FIND aws_s3_bucket AS bucket
THAT HAS aws_s3
THAT HAS aws_account WITH email != ( FIND google_group WITH name = "Security" THAT HAS google_user AS u RETURN u.email )
WHERE bucket.accountId = ( FIND UNIQUE aws_organizational_unit WITH name = "Prod" THAT RELATES TO aws_account AS a RETURN a.accountId )
RETURN bucket.displayName, bucket.arn, bucket.accountId
Here there are two subqueries being used. The first is specifically filtering S3 buckets that belong to accounts where the account email is NOT found in the Google "Security" user members' emails. Note that this is a relationship that does not exist in the graph and was previously impossible to join this data. The second subquery is as before, looking only for accounts that belong to the "Prod" organizational unit.
Known Limitations
The subqueries in J1QL have the following limitations that are good to understand as you write queries:
-
RETURN limit: The subquery is limited to return up to 5000 values for building the filter. This value has been found to provide good performance in the research conducted during development. It is not possible to adjust this limit on a per-customer basis, but in the future, JupiterOne hopes to be able to increase this limit.
It is recommended that you check your subqueries to ensure that you will not exceed the 5000 return limit. At this time, JupiterOne cannot inform the user when a subquery has been truncated and results may therefore be incomplete. See: Release Status below.
-
Subquery Performance: The subquery must be performant. Because the filter must be built in a single query as part of the outer query execution flow, it is not possible to apply JupiterOne's graph pagination strategy to the subquery. The query timeout applies to both the subquery and the outer queries' execution time.
Release Status
At this time, the subqueries capability is released as a BETA feature. This means that while we believe the feature is functionally complete, we are also aware of specific limitations or shortcomings that we wish to overcome, and we are expecting feedback from customers on the future of the feature.

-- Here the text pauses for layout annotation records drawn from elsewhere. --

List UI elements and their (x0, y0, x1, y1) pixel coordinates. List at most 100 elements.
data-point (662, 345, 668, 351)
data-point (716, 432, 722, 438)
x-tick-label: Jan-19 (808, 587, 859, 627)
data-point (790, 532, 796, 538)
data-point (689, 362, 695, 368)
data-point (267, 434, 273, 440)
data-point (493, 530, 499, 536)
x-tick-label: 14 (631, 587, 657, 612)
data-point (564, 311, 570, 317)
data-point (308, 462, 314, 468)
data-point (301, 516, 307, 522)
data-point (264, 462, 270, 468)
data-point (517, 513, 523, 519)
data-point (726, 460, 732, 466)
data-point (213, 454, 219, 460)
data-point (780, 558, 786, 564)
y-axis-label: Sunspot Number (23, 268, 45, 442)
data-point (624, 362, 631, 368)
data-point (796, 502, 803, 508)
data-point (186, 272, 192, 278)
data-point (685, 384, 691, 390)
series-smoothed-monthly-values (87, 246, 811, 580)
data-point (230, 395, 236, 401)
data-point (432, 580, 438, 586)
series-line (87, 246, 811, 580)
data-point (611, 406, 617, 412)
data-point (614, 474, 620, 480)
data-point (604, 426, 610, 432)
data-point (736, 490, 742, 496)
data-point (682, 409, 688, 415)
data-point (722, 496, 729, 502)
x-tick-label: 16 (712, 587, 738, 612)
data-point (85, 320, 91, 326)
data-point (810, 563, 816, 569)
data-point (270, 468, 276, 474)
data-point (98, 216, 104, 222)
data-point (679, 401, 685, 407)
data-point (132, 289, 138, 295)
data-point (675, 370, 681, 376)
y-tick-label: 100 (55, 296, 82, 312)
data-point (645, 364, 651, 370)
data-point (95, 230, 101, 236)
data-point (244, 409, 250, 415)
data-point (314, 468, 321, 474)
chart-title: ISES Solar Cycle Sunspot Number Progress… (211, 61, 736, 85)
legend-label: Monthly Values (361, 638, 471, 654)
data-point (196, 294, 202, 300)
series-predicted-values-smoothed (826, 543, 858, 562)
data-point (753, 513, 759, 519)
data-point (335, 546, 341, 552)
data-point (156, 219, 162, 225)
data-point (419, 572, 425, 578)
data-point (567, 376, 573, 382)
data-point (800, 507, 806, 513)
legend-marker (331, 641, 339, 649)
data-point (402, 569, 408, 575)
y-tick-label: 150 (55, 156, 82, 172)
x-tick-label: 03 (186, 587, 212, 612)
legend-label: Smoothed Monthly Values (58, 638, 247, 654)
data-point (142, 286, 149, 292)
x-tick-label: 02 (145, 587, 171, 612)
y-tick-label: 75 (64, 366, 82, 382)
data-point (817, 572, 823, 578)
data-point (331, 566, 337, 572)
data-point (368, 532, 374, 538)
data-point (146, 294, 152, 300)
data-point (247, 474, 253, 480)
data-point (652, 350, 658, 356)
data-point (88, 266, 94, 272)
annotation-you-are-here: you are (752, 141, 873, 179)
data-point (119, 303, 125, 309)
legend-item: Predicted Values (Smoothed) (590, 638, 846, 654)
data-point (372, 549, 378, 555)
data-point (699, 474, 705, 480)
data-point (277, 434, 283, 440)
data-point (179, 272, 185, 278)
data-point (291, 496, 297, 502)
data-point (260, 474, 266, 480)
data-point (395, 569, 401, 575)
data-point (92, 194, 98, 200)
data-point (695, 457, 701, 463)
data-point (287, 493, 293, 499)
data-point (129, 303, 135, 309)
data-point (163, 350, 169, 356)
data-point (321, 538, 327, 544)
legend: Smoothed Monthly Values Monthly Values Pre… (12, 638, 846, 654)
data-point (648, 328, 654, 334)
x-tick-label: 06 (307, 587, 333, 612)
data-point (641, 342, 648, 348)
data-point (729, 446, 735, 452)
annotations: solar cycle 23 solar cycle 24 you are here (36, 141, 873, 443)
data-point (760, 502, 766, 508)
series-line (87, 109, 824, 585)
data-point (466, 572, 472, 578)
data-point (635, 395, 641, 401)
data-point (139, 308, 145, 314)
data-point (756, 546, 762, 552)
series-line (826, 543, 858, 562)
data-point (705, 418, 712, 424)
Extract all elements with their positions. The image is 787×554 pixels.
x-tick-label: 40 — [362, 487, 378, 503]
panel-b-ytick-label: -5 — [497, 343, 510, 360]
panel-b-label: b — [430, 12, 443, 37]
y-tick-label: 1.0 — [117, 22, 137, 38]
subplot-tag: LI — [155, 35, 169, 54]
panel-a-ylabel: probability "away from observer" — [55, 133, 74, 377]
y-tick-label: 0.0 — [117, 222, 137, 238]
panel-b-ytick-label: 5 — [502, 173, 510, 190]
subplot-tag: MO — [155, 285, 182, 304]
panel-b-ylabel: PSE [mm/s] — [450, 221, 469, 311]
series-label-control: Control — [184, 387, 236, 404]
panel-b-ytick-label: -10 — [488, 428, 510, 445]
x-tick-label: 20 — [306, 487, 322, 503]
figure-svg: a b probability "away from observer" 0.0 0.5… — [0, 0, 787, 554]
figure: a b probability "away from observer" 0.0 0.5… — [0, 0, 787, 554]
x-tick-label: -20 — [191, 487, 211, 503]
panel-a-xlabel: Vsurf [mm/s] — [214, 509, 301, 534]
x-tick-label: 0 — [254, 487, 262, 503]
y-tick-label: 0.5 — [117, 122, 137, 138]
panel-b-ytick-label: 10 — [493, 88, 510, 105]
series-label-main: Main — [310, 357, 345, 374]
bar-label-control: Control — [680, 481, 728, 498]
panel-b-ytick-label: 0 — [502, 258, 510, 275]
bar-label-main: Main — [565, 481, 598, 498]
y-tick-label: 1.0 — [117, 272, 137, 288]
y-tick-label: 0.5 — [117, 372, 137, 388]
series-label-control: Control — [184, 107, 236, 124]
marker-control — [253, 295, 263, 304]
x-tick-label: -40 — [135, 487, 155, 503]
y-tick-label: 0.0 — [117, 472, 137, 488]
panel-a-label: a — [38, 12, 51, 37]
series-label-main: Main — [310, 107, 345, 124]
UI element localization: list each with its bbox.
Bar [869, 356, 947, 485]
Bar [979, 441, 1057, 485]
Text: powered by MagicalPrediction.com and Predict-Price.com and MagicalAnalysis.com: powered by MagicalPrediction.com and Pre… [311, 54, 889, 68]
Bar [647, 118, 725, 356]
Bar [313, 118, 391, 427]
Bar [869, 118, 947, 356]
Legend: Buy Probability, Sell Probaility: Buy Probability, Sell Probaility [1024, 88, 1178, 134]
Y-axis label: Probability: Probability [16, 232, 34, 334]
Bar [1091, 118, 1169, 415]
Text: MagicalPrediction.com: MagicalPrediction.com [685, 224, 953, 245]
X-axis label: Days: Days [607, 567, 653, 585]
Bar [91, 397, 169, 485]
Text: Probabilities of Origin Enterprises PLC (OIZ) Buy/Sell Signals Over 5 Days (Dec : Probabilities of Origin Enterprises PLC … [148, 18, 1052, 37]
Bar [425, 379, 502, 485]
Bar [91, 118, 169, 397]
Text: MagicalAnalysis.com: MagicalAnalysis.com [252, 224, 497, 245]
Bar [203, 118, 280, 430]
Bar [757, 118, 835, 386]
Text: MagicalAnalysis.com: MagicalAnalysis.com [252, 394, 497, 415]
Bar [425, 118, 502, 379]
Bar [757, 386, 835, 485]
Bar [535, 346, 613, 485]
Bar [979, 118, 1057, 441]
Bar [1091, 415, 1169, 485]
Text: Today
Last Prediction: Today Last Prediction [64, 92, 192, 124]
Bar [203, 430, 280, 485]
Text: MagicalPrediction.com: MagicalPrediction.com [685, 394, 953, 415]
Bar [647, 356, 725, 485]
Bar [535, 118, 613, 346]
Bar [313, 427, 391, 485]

The notable improvement that is currently pending, and the specific enhancement that will allow JupiterOne to make this feature Generally Available (GA), is query feedback. For the Known Limitations mentioned above, we need to be able to communicate to the user that those limitations have been hit, either that the subquery has timed out or returned too many results and was truncated.